Côté enseignement.....

Parce qu'on veut partager avec vous ce qu'on a compris sur des questions qui nous turlupinent ......

Une militaire à la tête de l'action pédagogique...

La colonel Rachel-Marie Pradeilles-Duval, ingénieure en chef de l'armement vient d'être nommée cheffe du service de l'instruction publique et de l'action pédagogique à la Dgesco.

Ce poste est stratégique pour l'Education Nationale puisqu'il fait appliquer les réformes pédagogiques sur le terrain, pilote les examens, dirige les écoles et établissements du socle commun et des lycées et la formation des enseignants.

C'est la première fois que quelqu'un qui ne connaît pas l'Education Nationale est nommé à ce type de poste...  Une ouverture de l'Education Nationale à l'externe, c'est bien... mais aux militaires... ça fait drôle! A suivre

 

 

Bilan des Réseaux d'Education Prioritaire: peut encore progresser

La Cour des Comptes a rendu il y a quelques semaines son rapport sur l'efficacité du dispositif d'éducation prioritaire. Rappelons-nous. Le dispositif d'éducation prioritaire ( REP et REP+)  concerne le primaire et le collège ( et pas le lycée). Il touche environ 30% des élèves et son surcoût ( 876 €/élève) correspond à 4% du budget affecté au primaire et au collège. Il avait pour objectif de réduire les inégalités de réussite scolaire: par exemple le taux de réussite au brevet est de près de 90% dans les établissements favorisés, contre 80 à 84% dans les établissements défavorisés.
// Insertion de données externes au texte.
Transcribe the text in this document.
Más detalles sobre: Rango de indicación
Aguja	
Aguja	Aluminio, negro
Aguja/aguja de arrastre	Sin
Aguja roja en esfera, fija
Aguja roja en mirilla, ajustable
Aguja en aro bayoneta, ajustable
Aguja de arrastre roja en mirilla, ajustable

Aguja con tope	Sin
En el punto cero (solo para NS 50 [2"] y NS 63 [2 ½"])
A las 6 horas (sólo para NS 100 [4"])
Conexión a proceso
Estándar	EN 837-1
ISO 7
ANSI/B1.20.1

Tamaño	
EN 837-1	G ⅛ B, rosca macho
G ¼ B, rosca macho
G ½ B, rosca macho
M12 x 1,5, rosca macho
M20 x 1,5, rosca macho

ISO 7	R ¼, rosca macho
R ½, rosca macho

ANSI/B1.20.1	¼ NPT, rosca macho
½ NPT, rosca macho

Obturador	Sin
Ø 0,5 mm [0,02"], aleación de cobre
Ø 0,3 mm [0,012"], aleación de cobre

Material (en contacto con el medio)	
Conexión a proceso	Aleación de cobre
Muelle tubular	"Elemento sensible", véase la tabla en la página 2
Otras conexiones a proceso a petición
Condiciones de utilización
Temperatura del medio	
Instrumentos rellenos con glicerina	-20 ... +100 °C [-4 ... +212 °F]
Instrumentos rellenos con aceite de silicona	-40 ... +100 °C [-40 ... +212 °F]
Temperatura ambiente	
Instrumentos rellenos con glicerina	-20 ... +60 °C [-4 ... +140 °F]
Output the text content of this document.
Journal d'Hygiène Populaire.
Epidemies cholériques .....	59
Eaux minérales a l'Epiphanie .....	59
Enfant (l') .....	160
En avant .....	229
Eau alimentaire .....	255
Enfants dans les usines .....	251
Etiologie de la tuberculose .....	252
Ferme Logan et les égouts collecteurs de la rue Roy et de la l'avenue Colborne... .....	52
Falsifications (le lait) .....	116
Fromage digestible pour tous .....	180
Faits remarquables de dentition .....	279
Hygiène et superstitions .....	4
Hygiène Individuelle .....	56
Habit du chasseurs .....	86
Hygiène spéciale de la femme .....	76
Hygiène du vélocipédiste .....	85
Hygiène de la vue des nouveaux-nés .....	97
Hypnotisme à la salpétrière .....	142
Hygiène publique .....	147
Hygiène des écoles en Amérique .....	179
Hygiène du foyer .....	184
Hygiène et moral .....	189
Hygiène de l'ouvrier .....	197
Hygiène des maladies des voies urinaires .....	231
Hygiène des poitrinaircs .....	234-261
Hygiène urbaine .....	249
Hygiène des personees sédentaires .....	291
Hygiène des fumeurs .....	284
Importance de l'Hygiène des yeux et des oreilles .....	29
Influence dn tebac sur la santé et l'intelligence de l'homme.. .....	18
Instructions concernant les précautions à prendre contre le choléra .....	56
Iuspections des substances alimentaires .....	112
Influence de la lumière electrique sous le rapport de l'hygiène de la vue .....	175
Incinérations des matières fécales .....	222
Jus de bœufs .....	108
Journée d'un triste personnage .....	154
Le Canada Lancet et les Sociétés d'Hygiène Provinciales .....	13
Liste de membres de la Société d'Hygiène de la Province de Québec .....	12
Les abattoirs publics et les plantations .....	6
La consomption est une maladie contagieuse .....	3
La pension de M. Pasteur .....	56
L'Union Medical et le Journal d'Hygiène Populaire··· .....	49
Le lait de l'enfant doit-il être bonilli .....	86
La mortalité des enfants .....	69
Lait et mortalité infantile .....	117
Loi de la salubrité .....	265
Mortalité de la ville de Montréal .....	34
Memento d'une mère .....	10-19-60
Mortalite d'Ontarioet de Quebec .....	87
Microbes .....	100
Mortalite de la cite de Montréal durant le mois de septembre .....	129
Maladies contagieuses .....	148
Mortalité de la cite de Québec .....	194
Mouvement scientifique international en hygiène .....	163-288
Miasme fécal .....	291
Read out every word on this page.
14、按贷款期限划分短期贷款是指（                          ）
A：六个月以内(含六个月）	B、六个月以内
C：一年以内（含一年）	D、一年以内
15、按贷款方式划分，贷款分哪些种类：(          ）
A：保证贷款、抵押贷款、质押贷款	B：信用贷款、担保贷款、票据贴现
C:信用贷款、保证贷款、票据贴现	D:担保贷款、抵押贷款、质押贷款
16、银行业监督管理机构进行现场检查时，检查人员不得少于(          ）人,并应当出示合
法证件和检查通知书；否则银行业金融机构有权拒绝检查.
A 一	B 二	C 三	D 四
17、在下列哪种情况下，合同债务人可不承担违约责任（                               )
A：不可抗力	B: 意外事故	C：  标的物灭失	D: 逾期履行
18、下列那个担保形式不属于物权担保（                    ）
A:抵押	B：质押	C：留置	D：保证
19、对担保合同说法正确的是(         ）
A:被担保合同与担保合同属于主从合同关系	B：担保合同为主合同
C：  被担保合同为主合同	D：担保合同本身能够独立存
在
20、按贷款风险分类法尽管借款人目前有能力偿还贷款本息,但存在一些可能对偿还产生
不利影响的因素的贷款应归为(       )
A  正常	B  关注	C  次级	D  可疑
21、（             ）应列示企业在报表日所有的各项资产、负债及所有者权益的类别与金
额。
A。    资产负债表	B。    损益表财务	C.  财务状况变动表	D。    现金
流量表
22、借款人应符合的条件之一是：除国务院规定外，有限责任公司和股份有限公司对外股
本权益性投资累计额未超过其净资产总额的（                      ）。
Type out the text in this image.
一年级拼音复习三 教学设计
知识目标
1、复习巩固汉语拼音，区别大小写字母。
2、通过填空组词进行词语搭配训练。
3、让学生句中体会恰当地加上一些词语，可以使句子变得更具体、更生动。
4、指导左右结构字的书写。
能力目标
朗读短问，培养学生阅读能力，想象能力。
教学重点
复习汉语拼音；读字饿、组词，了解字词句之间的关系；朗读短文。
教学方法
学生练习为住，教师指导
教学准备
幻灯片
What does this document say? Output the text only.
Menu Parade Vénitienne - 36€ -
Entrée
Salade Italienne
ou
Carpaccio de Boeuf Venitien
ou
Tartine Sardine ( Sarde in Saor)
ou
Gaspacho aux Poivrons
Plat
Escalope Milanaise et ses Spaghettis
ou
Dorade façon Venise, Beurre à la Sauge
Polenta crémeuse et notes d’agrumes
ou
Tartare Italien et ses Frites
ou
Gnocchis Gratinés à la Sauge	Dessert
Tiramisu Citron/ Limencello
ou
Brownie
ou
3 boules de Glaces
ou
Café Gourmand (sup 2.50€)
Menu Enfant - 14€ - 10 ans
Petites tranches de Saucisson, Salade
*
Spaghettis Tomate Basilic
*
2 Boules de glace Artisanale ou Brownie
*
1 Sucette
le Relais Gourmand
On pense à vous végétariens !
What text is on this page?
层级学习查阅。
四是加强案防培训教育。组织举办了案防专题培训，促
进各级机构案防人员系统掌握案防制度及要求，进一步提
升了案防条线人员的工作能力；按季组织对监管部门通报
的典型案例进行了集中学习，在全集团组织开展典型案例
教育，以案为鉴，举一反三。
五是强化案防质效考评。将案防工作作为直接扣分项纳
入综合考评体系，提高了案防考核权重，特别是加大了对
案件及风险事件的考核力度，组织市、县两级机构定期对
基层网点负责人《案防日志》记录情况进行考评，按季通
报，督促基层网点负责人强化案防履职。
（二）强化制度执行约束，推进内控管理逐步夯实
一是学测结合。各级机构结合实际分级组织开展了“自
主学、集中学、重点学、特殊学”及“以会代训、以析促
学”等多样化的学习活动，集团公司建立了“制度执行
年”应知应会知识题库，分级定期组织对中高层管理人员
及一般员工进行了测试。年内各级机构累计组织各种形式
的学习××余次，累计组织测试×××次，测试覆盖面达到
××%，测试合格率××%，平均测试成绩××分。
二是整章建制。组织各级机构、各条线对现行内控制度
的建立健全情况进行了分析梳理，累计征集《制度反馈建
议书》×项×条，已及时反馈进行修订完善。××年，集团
Le dispositif consiste à labelliser des établissements en REP ( réseau d'éducation prioritaire) ou REP+ ( renforcé). Il consiste en des classes à effectifs réduits ( -4 élève/classe en collège et -2 en primaire), plus de personnel de vie scolaire, des modalités pour attirer des enseignants expérimentés ( primes, plus de temps pour des projets collectifs ou des rencontres avec les parents), des méthodes pédagogiques innovantes, et un fonctionnement en réseau ( compliqué à comprendre quand on est pas du métier..)

Le constat est mitigé:

  • oui le dispositif a permis de stabiliser les écarts de niveau constatés en sixième, mais ces écarts restent très importants: entre 20 et 35% d'écarts de niveau en maths et français, écarts acquis dans le primaire. Donc s'il n'y avait rien ce serait pire encore.
  • non, le dispositif ne permet pas d'attirer et de stabiliser des enseignants chevronnés sur ces établissements
  • le dispositif n'est pas suffisamment piloté: pas de bons indicateurs, manque de cohérence, manque de suivi.
  • la mixité sociale des établissements REP, REP+  est trop faible et ils sont souvent situés sur des territoires défavorisés ( voir etude CNESCO). Or plus de mixité sociale conduit statistiquement à de meilleurs résultats et à une meilleure attractivité pour les enseignants et les familles...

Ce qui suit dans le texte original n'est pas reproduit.